Sophie Bignall investigates unexplained sightings at a stately home...
It's not every day that you get the chance to explore one of the region's most sumptuous stately homes by candlelight . . . so who could resist a spooky night-time tour at Halloween?
For most people, Berrington Hall near Ludlow conjures up images of a beautiful neo-Classical building in acres of beautiful gardens and parkland, full of fine furnishings and brimming with history and style. But when the National Trust announced that the hall would be open for the evening on Saturday, I was keen to look at the hall by candlelight, and see it as only the staff and the people who lived there usually do.
There is certainly a special beauty about it at night, especially the domed interior. And there was a spookiness about the illuminated pumpkin heads in the courtyard, and the lights among the trees.
The evening began with a hearty bowl of pumpkin soup before we set off on a tour of the hall led by interpretation assistant Sarah Boughton.
She told us how, in days gone by, ladies would go to a churchyard and pick a piece of yew and place it under their pillows to dream of their future husbands.
Foretelling death was also a regular pastime in the 19th century. If you dreamed of a wedding, it meant you would die within the next year. If a clock stopped or creases in the table linen resembled a coffin, it could also indicate your impending demise.
Sarah also revealed people would open all the windows in the house when someone died, to let the soul escape.
"They used to have people called sin-eaters.
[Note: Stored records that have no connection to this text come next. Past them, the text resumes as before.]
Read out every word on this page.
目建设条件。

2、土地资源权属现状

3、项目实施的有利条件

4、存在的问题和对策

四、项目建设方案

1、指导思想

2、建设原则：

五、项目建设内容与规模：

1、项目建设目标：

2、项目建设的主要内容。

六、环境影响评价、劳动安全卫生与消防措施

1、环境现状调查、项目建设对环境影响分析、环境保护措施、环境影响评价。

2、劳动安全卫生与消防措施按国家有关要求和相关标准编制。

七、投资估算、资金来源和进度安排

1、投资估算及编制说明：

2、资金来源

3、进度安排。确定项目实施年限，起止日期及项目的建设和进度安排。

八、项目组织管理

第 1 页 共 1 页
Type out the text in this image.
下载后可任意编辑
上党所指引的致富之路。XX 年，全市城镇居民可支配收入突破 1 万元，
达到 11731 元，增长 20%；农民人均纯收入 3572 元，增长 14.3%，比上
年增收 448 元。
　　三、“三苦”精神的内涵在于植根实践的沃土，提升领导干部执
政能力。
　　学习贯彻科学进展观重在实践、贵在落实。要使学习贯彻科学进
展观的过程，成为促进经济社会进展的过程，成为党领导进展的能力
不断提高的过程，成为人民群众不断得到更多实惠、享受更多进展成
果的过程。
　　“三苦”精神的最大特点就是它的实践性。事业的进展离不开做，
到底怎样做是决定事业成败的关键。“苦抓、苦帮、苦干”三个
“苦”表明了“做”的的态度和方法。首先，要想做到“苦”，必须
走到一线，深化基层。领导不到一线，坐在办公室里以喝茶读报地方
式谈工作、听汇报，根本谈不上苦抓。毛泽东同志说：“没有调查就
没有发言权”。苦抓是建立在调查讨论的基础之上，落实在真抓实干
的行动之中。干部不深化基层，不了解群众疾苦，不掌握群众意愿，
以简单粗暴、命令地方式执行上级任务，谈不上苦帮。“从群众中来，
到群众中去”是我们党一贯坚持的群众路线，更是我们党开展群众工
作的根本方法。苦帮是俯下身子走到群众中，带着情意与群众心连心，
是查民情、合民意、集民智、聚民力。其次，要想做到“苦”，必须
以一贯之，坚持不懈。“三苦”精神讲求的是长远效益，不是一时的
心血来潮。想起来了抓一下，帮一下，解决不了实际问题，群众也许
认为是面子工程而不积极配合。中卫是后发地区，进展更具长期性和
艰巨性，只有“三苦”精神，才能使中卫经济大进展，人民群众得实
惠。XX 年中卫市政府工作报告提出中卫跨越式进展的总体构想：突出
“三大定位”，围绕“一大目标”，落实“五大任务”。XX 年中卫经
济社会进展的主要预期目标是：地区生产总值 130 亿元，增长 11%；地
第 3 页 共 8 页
If a family member died, they would call in a sin-eater. A family member would stand on one side of the coffin and the sin-eater would stand on the other.
"A piece of bread, some money and a mazard bowl would be passed over the coffin to the sin-eater, who would eat the bread, drink from the bowl and take the money."
The idea, she said, was to pass on the dead person's sins to the sin-eater so that the deceased could go to heaven.
Servants were forbidden to use the main staircase, except when they were cleaning it. Even after death, they would be taken down a less glamorous set of stairs at the back of the house, which had been designed with a space in the middle just large enough to lower a coffin on ropes.
Dead servants would be taken down with their feet pointing towards the door "so their souls couldn't return."
We were allowed to wander round the bedrooms on our own, and found there was one more surprise in store. In one of the most beautiful boudoirs which contained a four-poster bed, a figure wearing a nightgown and cap suddenly rose from the bedclothes calling for her husband George.
When my husband addressed the ghostly apparition, and said: "Good evening, Lady Cawley" she presumed he was the butler and demanded that he should empty her chamber pot!
Although on this tour we did not see any other ghostly figures, there are a few well-known tales connected with the house, which sits on the south Shropshire border.
In "Ghosts: Mysterious tales from the National Trust" by Sian Evans, there are interviews with several staff members. One extract reads: "There have been a number of reliable reports of mysterious sightings in the grounds and outbuildings within the last decade, especially around the area which houses the stable block."
A gardener relates how, on one occasion in the late 1970s, in full daylight, he was working in the grounds when he saw someone unlocking the door to the stables.
He realised that was strange because the key had been missing for years. Puzzled, because he didn't recognise the man and it was on a day when Berrington wasn't open to visitors, he went to investigate, only to find the stables locked and deserted.
He checked with other staff members, none of whom had been near the stables. The key is still missing and the door has remained unopened for many years.
In 1995, two cleaners asked the property manager if they could go and take a look at the two horses in the stable block they had seen on their way in.
They were assured that there were no horses on the premises and hadn't been for a number of years. The cleaners refused to go through the stable arch again.
Jo Mason from the National Trust said: "There are two theories that may explain these odd apparitions. The first Lord Cawley altered this wing of Berrington around 1900-04 to create the present stable block, and all the male members of the family were keen horsemen. Tragically, three of his four sons were killed in action in France during the First World War.
"During both world wars, parts of Berrington Hall were used as a hospital for wounded and recuperating soldiers, who would have been encouraged to take gentle exercise as part of their rehabilitation.
"Riding would have been considered an excellent aid to recovery of both body and mind. So perhaps the glimpses of a striding figure heading for the stables, and two horses in the loose boxes, are traces of an earlier event, picked up by sympathetic figures from our own times."
The hall's visitor services manager Gareth Gwilt believes Berrington Hall to be a friendly house.
Although there are a few stories of ghostly figures at the hall, he said many had been handed down from generation to generation and modified. "I tend not to listen to them too much because I live here!.
"We wanted to do something that was history-based. It's not very often that you get to see the house lit up like this. We are definitely looking at doing it again next year."